Tout cela n’est pas une ode à la gloire de Sarko, — ceux qui ne l’ont pas compris feraient bien de retourner à la lecture du Monde et de Libé. Notre avis est que, pour l’instant, Sarko est bien à sa place et qu’il agit comme il faut au service de la France, excellemment et efficacement. Le “scélérat” est diablement utile. Rien à redire et inutile de tresser le laurier du triomphe à la romaine. (La presse servile française, comme toute la presse de la civilisation occidentale pour ses autorités respectives, fait très bien cela sans qu’il soit nécessaire de lui passer des consignes, d’instinct dirons-nous.)

En attendant, l’Europe est secouée de fond en comble par la furia francese. Ce n’est pas cela qui fera l’Europe, chers lecteurs, car l’Europe dans son schéma actuel n’est qu’un infâme patchwork dont on ne peut rien faire. Mais, dans ce désordre, la France tire son épingle et, à grands coups d’épingle, fait avancer le troupeau désordonné dans une autre direction que l’anglo-saxonne. A cet égard, Sarko en chien de garde et de berger fait jusqu’ici de l’excellent boulot. (La seule crainte à avoir, — que tout cela ne lui monte pas à la tête et qu’il oublie que, sans la France, il n’est rien. On verra.)

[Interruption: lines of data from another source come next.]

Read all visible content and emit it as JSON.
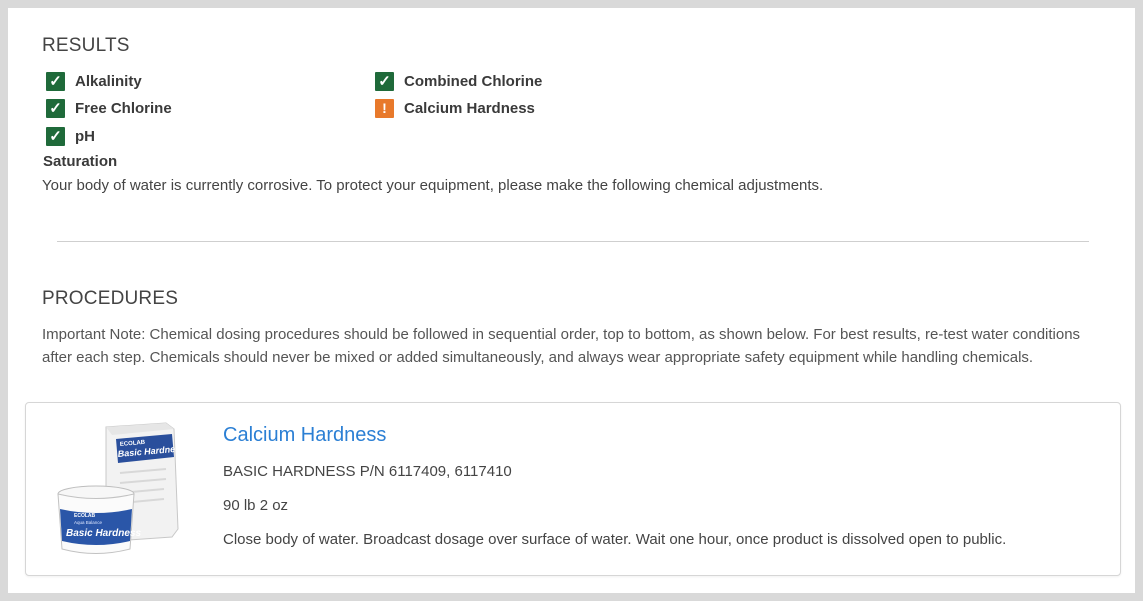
{
  "results": {
    "title": "RESULTS",
    "items": [
      {
        "label": "Alkalinity",
        "status": "ok",
        "icon": "check-icon"
      },
      {
        "label": "Combined Chlorine",
        "status": "ok",
        "icon": "check-icon"
      },
      {
        "label": "Free Chlorine",
        "status": "ok",
        "icon": "check-icon"
      },
      {
        "label": "Calcium Hardness",
        "status": "warning",
        "icon": "exclamation-icon"
      },
      {
        "label": "pH",
        "status": "ok",
        "icon": "check-icon"
      }
    ],
    "saturation_label": "Saturation",
    "saturation_text": "Your body of water is currently corrosive. To protect your equipment, please make the following chemical adjustments."
  },
  "procedures": {
    "title": "PROCEDURES",
    "note": "Important Note: Chemical dosing procedures should be followed in sequential order, top to bottom, as shown below. For best results, re-test water conditions after each step. Chemicals should never be mixed or added simultaneously, and always wear appropriate safety equipment while handling chemicals.",
    "steps": [
      {
        "title": "Calcium Hardness",
        "product": "BASIC HARDNESS P/N 6117409, 6117410",
        "amount": "90 lb 2 oz",
        "instructions": "Close body of water. Broadcast dosage over surface of water. Wait one hour, once product is dissolved open to public.",
        "image_text": {
          "bag_brand": "ECOLAB",
          "bag_name": "Basic Hardness",
          "bucket_brand": "ECOLAB",
          "bucket_sub": "Aqua Balance",
          "bucket_name": "Basic Hardness"
        }
      }
    ]
  },
  "colors": {
    "ok": "#1f6a3a",
    "warning": "#e8792b",
    "link": "#2b7fd4"
  }
}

De tout cela, il se construit quelque chose de fondamental — d’images en bons “coups”, de coups de poing sur la table en bons coups de “outmanoeuvering”, — qui est la réaffirmation de la légitimité française à imposer un sens au désordre européen. On reste quelques centaines de coudées en-dessous de Talleyrand mais c’est certes bien mieux que le rien auquel on nous a habitués, dito les éditos parisiens sur le déclin français.